As infrações apuradas na auditoria do TCE/SC ocorreram na execução do contrato nº 448/2003 — decorrente da concorrência nº 11/2003 —, celebrado entre o município de Joinville e o consórcio formado pelas empresas Sadenco, Quandtum e Enerconsult, durante a gestão de Tebaldi. Segundo os técnicos da Diretoria de Controle de Licitações e Contratações (DLC), as empresas do consórcio efetuaram modificações dos padrões técnicos de reatores, o que acarretou a aquisição de produtos diferentes e por um valor maior do que o contratado.

O relator do processo TCE-08/00480643, conselheiro Julio Garcia, destacou que a irregularidade não evidenciou “a ocorrência de prejuízo ao erário advindo da alteração da especificação técnica”. Segundo ele, a regulamentação, pelo Ministério das Minas e Energia, da eficiência energética para reatores de lâmpadas para os fabricantes de modelos a vapor de sódio somente ocorreu em dezembro de 2010. Além disso, “o pagamento do item reatores deu-se dentro dos parâmetros previstos no edital de concorrência, afastando-se possíveis indícios de sobrepreço”.

No entanto, mesmo afastada a hipótese de dano aos cofres públicos, o relator entendeu que a alteração do padrão “deveria ter sido efetivada por meio de um termo aditivo ao contrato original, demonstrando formalmente as razões que levaram à alteração das condições inicialmente pactuadas”. Por este motivo, os responsáveis foram penalizados com aplicação de multa.

A ausência de termo aditivo para a alteração do contrato, excluindo os serviços de teleatendimento por parte das empresas consorciadas, foi outra irregularidade apontada pela auditoria. A prefeitura dispensou esses serviços porque implantou o serviço de Teleatendimento ao Cidadão, permitindo o atendimento via telefone de todo tipo de solicitação endereçada à prefeitura. O conselheiro Julio Garcia destacou que a alteração efetuada “expôs um planejamento inicial falho por parte da Administração”, concluindo que a alteração deveria ser feita de maneira formal, por meio de termo aditivo, com justificativas da mudança.

Ainda foram constatadas pela equipe de auditoria deficiências na fiscalização, por parte da prefeitura, dos materiais e serviços de manutenção da iluminação pública, contrariando o artigo 67 da lei 8666/93 (Lei das licitações e contratações públicas), que diz que a execução do contrato deve ser acompanhada por um representante da administração especialmente designado.
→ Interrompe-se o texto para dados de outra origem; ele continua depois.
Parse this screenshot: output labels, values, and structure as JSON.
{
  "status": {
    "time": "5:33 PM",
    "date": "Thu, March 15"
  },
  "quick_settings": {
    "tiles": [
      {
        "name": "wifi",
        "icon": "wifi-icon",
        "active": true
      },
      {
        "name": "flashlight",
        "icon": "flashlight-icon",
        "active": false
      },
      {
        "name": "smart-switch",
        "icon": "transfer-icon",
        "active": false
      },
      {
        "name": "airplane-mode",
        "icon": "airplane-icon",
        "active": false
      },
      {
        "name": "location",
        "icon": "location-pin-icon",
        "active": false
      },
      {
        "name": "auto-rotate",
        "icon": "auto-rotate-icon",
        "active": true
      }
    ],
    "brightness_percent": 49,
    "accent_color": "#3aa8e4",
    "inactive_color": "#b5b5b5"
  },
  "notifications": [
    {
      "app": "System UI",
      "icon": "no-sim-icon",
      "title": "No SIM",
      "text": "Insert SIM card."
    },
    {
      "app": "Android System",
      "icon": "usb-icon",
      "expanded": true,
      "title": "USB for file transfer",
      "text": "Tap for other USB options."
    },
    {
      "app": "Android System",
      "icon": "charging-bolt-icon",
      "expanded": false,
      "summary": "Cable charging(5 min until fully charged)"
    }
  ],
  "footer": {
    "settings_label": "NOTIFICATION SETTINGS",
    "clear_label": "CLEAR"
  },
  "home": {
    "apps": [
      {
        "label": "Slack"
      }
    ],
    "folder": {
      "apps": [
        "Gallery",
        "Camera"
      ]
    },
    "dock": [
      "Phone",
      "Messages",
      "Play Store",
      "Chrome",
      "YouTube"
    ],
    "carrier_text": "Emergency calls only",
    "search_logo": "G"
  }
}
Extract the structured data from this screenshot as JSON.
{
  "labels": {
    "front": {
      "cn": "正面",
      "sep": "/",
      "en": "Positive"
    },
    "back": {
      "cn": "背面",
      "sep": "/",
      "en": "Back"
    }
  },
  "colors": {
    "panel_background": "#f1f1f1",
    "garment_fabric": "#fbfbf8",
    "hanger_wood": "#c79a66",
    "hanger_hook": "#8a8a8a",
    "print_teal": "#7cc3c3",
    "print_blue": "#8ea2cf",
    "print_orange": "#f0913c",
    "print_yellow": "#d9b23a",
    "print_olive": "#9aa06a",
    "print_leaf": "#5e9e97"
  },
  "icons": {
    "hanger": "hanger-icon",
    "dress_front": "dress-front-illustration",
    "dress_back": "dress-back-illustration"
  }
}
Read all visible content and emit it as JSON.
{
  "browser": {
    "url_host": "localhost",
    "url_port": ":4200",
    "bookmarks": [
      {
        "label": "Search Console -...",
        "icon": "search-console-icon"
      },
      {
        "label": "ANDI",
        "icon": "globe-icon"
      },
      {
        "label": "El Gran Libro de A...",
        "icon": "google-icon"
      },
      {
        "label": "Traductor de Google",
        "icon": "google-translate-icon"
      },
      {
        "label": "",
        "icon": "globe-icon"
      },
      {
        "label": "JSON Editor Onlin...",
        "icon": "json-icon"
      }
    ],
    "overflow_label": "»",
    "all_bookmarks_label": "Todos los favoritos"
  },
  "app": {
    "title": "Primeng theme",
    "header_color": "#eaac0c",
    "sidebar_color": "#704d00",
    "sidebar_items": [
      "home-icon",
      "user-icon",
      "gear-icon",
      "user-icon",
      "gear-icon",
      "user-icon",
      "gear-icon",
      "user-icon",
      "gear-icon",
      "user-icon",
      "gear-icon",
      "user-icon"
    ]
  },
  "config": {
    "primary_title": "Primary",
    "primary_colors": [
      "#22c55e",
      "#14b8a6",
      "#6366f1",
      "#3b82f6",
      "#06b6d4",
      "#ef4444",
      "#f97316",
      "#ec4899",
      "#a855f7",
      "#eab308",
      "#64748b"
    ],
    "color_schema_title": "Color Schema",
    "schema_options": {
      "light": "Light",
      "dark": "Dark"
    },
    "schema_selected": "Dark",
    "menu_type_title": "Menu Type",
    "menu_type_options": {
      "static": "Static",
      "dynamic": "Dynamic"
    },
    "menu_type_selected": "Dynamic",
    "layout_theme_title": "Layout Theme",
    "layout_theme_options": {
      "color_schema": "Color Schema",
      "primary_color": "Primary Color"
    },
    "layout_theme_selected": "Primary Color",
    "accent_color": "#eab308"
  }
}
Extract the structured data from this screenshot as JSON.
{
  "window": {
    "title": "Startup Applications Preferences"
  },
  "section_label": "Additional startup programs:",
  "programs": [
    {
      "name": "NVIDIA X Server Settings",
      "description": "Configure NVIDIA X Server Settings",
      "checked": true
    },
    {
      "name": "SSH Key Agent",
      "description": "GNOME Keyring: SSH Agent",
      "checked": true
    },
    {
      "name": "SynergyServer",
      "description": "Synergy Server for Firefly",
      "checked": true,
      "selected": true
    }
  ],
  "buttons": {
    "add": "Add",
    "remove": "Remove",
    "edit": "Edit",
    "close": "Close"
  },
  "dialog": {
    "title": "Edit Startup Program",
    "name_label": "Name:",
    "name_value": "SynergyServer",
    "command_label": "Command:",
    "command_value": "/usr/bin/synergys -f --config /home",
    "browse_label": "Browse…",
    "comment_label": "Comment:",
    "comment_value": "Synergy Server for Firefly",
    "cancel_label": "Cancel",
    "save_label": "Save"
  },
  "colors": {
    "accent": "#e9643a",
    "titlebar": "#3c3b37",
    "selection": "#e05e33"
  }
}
Segundo a decisão aprovada na sessão de 10 de março, as multas impostas ao ex-prefeito Carlito Merss dizem respeito ao não cumprimento de determinações do Tribunal de Contas que solicitavam o envio de manual regulatório da fiscalização dos serviços de manutenção e aplicação da iluminação pública e de relatório de arrecadação da Contribuição para Custeio do Serviço de Iluminação Pública (Cosip).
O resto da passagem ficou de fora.